The Ground-based Midcourse Defense system manufactured by Boeing [BA] is the Pentagon’s foremost missile defense priority, the Vice Chairman of the Joint Chiefs of Staff said on May 19.
Because of fiscal constraints, the military can no longer afford to make large investments in all weapon systems, including in the area of missile defense, said Navy Adm. James Winnefeld. It must strategically prioritize how it spends its money.
“The operative word here is prioritize, which is something this town hates to do because it means there are winners and losers,” he said during a Center for Strategic and International Studies event. The winner in this case is Boeing’s Ground-based Midcourse Defense (GMD) system, which would be vital to homeland defense in the event of an ICBM attack from North Korea or Iran.
“We have to take the Iranian and North Korean threats even though seriously, even though neither nation has a mature ICBM capability and both nations know full well that they would face an overwhelming U.S. response to any attack,” he said.
“That’s why the ground based midcourse defense program is going to remain our first priority in missile defense,” he added. “In a shrinking defense budget, this system will be accorded the highest priority within the missile defense share of our pie.”
The GMD system was built to shoot down ICBMs, including ones equipped with nuclear warheads. It comprises a variety of radar as well as interceptor missiles located at Fort Greely, Alaska, and Vandenberg AFB, Calif. The Missile Defense Agency requested $1.76 billion for the system in its 2016 budget request.
The next GMD system flight will take place later this year, when the Missile Defense Agency conducts a non-intercept test of the new Capability Enhancement 2 (CE2) ground-based interceptor (GBI), Winnefeld said. The first intercept test of the CE2 GBI will occur by the end of 2016.
“That’s going to be our first intercept of a true ICBM-range target,” he said. If it’s successful, Boeing will deliver 10 new interceptors by the end of 2017, with a total 40 stationed at Fort Greely and four at Vandenberg.
There’s been no decision on whether to build another interceptor site on the East Coast, he said, adding that constructing and sustaining such a facility would tack on a significant cost to the defense budget.
“That site could eventually be necessary,” he said.
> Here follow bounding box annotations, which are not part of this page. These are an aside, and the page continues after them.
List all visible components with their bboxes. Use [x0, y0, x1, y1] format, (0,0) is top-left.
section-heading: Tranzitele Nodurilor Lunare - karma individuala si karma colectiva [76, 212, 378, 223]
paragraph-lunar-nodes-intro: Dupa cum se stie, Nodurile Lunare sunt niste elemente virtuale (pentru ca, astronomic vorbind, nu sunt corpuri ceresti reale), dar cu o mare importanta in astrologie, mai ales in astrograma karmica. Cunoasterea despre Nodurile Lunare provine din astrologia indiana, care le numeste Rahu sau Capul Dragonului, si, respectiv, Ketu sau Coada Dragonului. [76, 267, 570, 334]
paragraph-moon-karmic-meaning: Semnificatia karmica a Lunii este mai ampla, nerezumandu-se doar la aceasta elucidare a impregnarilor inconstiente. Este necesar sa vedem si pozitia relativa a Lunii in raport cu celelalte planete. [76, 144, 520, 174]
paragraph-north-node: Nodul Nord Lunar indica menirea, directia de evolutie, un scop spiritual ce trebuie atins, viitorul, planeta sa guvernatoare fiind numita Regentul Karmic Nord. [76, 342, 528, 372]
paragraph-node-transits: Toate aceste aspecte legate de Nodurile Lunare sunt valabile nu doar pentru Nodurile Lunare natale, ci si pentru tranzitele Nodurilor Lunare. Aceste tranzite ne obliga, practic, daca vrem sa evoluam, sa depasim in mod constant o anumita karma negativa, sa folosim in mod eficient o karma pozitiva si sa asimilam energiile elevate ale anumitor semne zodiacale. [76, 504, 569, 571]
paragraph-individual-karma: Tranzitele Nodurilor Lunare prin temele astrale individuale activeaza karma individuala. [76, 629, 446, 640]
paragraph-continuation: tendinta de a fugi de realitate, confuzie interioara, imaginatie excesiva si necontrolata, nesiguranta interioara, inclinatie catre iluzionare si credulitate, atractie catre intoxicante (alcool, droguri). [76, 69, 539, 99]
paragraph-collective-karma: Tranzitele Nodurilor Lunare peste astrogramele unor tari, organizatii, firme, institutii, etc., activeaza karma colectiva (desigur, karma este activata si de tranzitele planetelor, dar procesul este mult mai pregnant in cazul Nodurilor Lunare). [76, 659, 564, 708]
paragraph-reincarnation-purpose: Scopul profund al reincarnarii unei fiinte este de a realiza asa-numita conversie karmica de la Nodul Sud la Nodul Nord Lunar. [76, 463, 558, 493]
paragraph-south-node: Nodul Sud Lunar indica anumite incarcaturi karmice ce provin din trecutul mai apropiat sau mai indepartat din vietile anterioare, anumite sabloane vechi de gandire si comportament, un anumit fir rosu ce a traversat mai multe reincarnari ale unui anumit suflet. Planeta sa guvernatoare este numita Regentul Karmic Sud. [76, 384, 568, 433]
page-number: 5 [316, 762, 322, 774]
But “in the near term, updating the kill vehicle on the GBI, improving our ability to discriminate and enhancing the homeland defense sensor network are higher priorities for us.”
Winnefeld characterized the Defense Department’s regional missile defense capability as “very healthy,” but said he is concerned by the enormous cost of U.S. systems, which often are pitted against much less expensive weapons.
“The simple fact is that a THAAD”—shorthand for Lockheed Martin’s [LMT] Terminal High Altitude Area Defense system that can shoot down missiles at about $12 million a pop —“could find itself being launched against a scud that only costs $3 million,” he said. “And that’s only if we launch one THAAD against that threat.”
Military officials would like to be able to drive down the price of interceptors by buying more of them, but are unlikely to be able to do so in the current fiscal climate, he said. So one area of focus is developing technologies to hit ballistic missiles and their launchers “left of launch,” or before they ever leave the ground.
“We’re optimistic about a number of initiatives in this area,” Winnefeld said. “We’re putting a lot of work into it, but we have a long way to go.”
The military is also funneling research-and-development dollars into capabilities that could knock down missiles in flight at a cheaper cost than interceptors, he said. Railguns and lasers—which require high amounts of energy, but can be fired for a fraction of the cost of a missile—are options that “may well bear fruit.”